Highlighting the deeply embedded machismo and fatphobia in Latinx culture, especially in the U.S., “Real Women Have Curves” is a raw and heartfelt story of life as a fat Latina. Blending cultural humor and experiences, this film will have you crying, laughing and growing alongside Ana.
“Between Us” (Entre nos)
Country: Colombia, United States
Director(s): Paola Mendoza, Gloria La Morte
Synopsis: After her husband deserts her and her two children, Mariana (Paola Mendoza) moves to the United States in hopes of providing for her 10-year-old, Gabriel (Sebastian Villada Lopez), and 6-year-old, Andrea (Laura Montana Cortez). Arriving in Queens, New York, Mariana is barely able to speak English and struggles to maintain an income. In an attempt to scrap together some money, Mariana and her children take to the streets to sell her homemade empanadas, but they’re they’re unsuccessful and soon turn to collecting cans in order to survive. This film is a deeply intimate story of survival and the immigrant experience in the U.S.
Documenting the harsh realities of immigrating to the U.S. as a single mother, “Between Us” is a powerful and emotional film that will bring tears to your eyes and pull at your heartstrings. While it represents one of the many different kinds of experiencess as an immigrant, it remains a critical example of the obstacles many families have to overcome.
Director(s): Pablo Larraín
Synopsis: Chile,1988. After 15 years of dictatorship and years of facing international pressure, Chilean dictator Augusto Pinochet is forced to call for a referendum on his presidency. The question: whether he should remain in power for another eight years or whether the country should instead have a democratic election for the next president. In other words, Chileans have to vote “YES” if they want to keep Pinochet in power, or, vote “NO” if they want him out of office. As per the title of the film, the story follows the opposition leaders for the NO campaign and centers around the innovative ideas from one young advertising executive, René Saavedra (Gael García Bernal). Although René is harshly criticized by his colleagues for his joyful and upbeat ads, his approach eventually proves to be successful and provides the people of Chile with an overwhelming sense of hope to vote “NO” and remove Pinochet.
Not only is this film an example of excellent filmmaking, but it highlights the dark and often undiscussed history of dictatorship in Latin American countries. Exploring the radical joy and optimism proposed through René’s advertisements, viewers are left inspired by the uniting power of music and film.

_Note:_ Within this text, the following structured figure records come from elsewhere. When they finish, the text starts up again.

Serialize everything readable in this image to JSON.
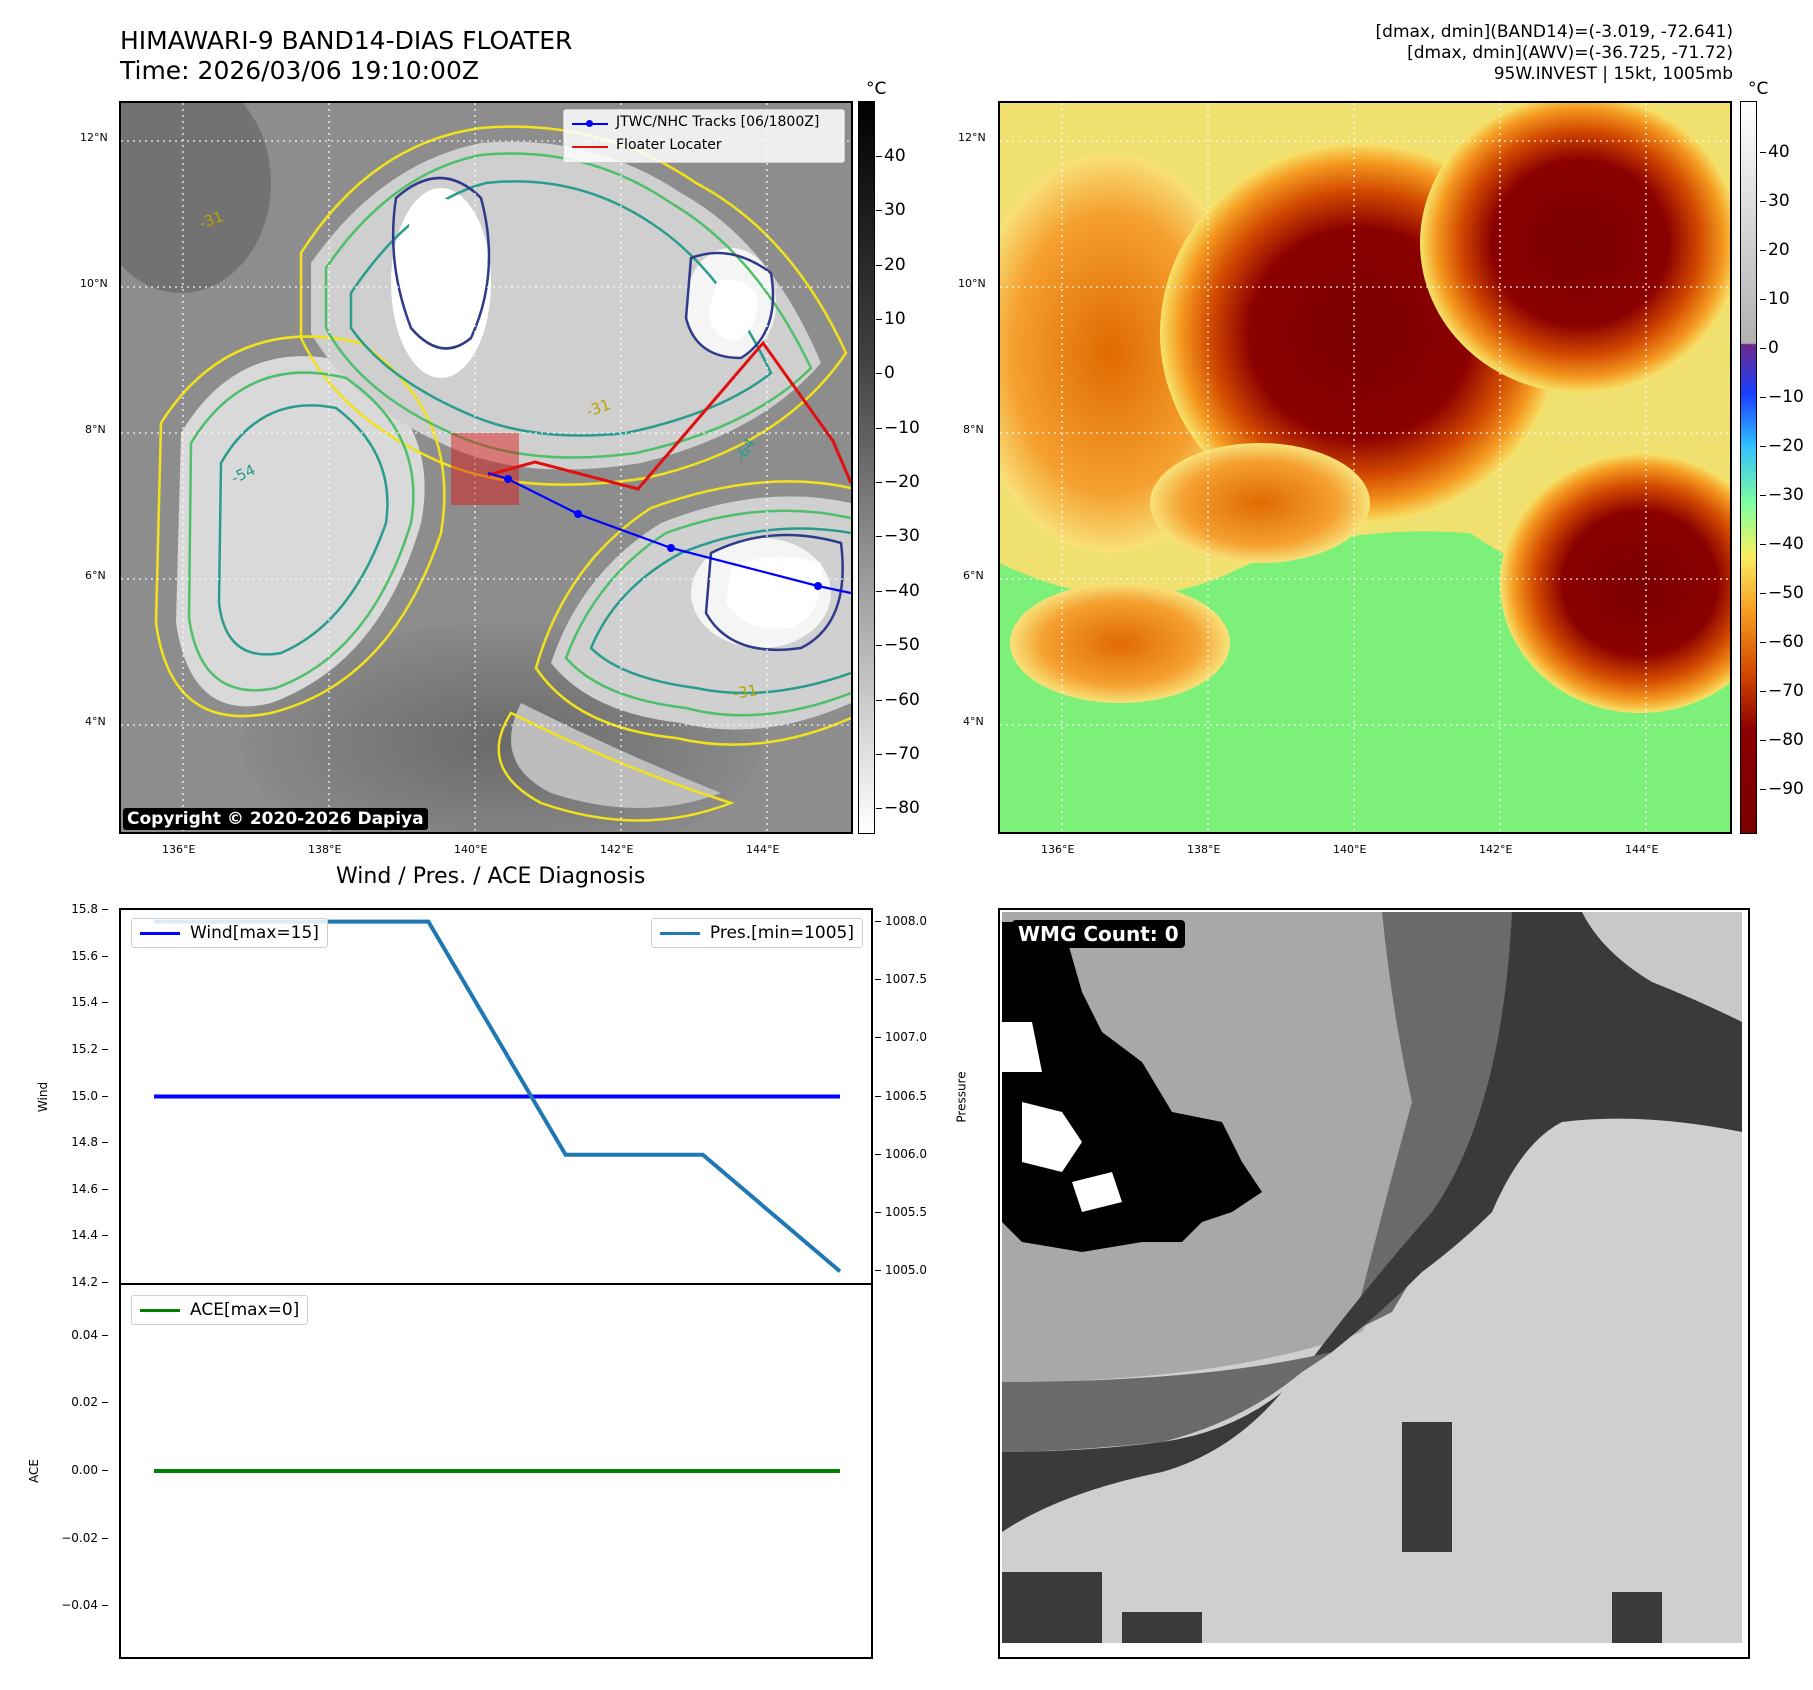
{
  "header": {
    "title_line1": "HIMAWARI-9 BAND14-DIAS FLOATER",
    "title_line2": "Time: 2026/03/06 19:10:00Z",
    "info_line1": "[dmax, dmin](BAND14)=(-3.019, -72.641)",
    "info_line2": "[dmax, dmin](AWV)=(-36.725, -71.72)",
    "info_line3": "95W.INVEST | 15kt, 1005mb"
  },
  "ir_panel": {
    "legend_tracks": "JTWC/NHC Tracks [06/1800Z]",
    "legend_floater": "Floater Locater",
    "copyright": "Copyright © 2020-2026 Dapiya",
    "lat_labels": [
      "12°N",
      "10°N",
      "8°N",
      "6°N",
      "4°N"
    ],
    "lon_labels": [
      "136°E",
      "138°E",
      "140°E",
      "142°E",
      "144°E"
    ],
    "colorbar_unit": "°C",
    "colorbar_ticks": [
      "40",
      "30",
      "20",
      "10",
      "0",
      "−10",
      "−20",
      "−30",
      "−40",
      "−50",
      "−60",
      "−70",
      "−80"
    ],
    "contour_labels": [
      "-31",
      "-54",
      "-31",
      "-64",
      "-31"
    ],
    "colors": {
      "contour_yellow": "#f2e21c",
      "contour_green": "#4fbf6a",
      "contour_teal": "#2a9c8c",
      "contour_navy": "#2f3a8a",
      "track": "#0000ff",
      "floater": "#e01010"
    }
  },
  "awv_panel": {
    "lat_labels": [
      "12°N",
      "10°N",
      "8°N",
      "6°N",
      "4°N"
    ],
    "lon_labels": [
      "136°E",
      "138°E",
      "140°E",
      "142°E",
      "144°E"
    ],
    "colorbar_unit": "°C",
    "colorbar_ticks": [
      "40",
      "30",
      "20",
      "10",
      "0",
      "−10",
      "−20",
      "−30",
      "−40",
      "−50",
      "−60",
      "−70",
      "−80",
      "−90"
    ]
  },
  "wmg_panel": {
    "badge": "WMG Count: 0"
  },
  "diagnosis": {
    "title": "Wind / Pres. / ACE Diagnosis",
    "wind_ylabel": "Wind",
    "pres_ylabel": "Pressure",
    "ace_ylabel": "ACE",
    "wind_ticks": [
      "15.8",
      "15.6",
      "15.4",
      "15.2",
      "15.0",
      "14.8",
      "14.6",
      "14.4",
      "14.2"
    ],
    "pres_ticks": [
      "1008.0",
      "1007.5",
      "1007.0",
      "1006.5",
      "1006.0",
      "1005.5",
      "1005.0"
    ],
    "ace_ticks": [
      "0.04",
      "0.02",
      "0.00",
      "−0.02",
      "−0.04"
    ],
    "legend_wind": "Wind[max=15]",
    "legend_pres": "Pres.[min=1005]",
    "legend_ace": "ACE[max=0]"
  },
  "chart_data": [
    {
      "type": "line",
      "title": "Wind / Pres. / ACE Diagnosis",
      "ylabel": "Wind",
      "ylim": [
        14.2,
        15.8
      ],
      "x": [
        0,
        1,
        2,
        3,
        4,
        5
      ],
      "series": [
        {
          "name": "Wind[max=15]",
          "values": [
            15,
            15,
            15,
            15,
            15,
            15
          ],
          "color": "#0000ff"
        }
      ]
    },
    {
      "type": "line",
      "ylabel": "Pressure",
      "ylim": [
        1004.9,
        1008.1
      ],
      "x": [
        0,
        1,
        2,
        3,
        4,
        5
      ],
      "series": [
        {
          "name": "Pres.[min=1005]",
          "values": [
            1008,
            1008,
            1008,
            1006,
            1006,
            1005
          ],
          "color": "#1f77b4"
        }
      ]
    },
    {
      "type": "line",
      "ylabel": "ACE",
      "ylim": [
        -0.055,
        0.055
      ],
      "x": [
        0,
        1,
        2,
        3,
        4,
        5
      ],
      "series": [
        {
          "name": "ACE[max=0]",
          "values": [
            0,
            0,
            0,
            0,
            0,
            0
          ],
          "color": "#008000"
        }
      ]
    }
  ]
}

Director(s): Jayro Bustamante
Synopsis: Set in a small village on the side of a volcano in Guatemala, the film follows María (María Mercedes Coroy), a young Indigenous girl who is arranged to marry the foreman of the coffee plantation that she and her family work at. What her family doesn’t know is that she is in love with Pepe (Marvin Coroy). Pepe dreams of moving to the United States and promises to take María, who is fascinated with his stories of America. But when she becomes pregnant, Pepe leaves her. Her family is furious when they learn of her pregnancy and they try various folk remedies to induce abortion, but nothing works. María is then sent to a local hospital after being bitten by a snake where she is told that her baby died.
Blending themes of female sexuality, tradition and life, this film highlights the lives of those who are often pushed aside by mainstream Hollywood. From beautiful cinematography to incredible and raw acting from the entire crew, this film remains a critical piece of Latinx and Indigenous art.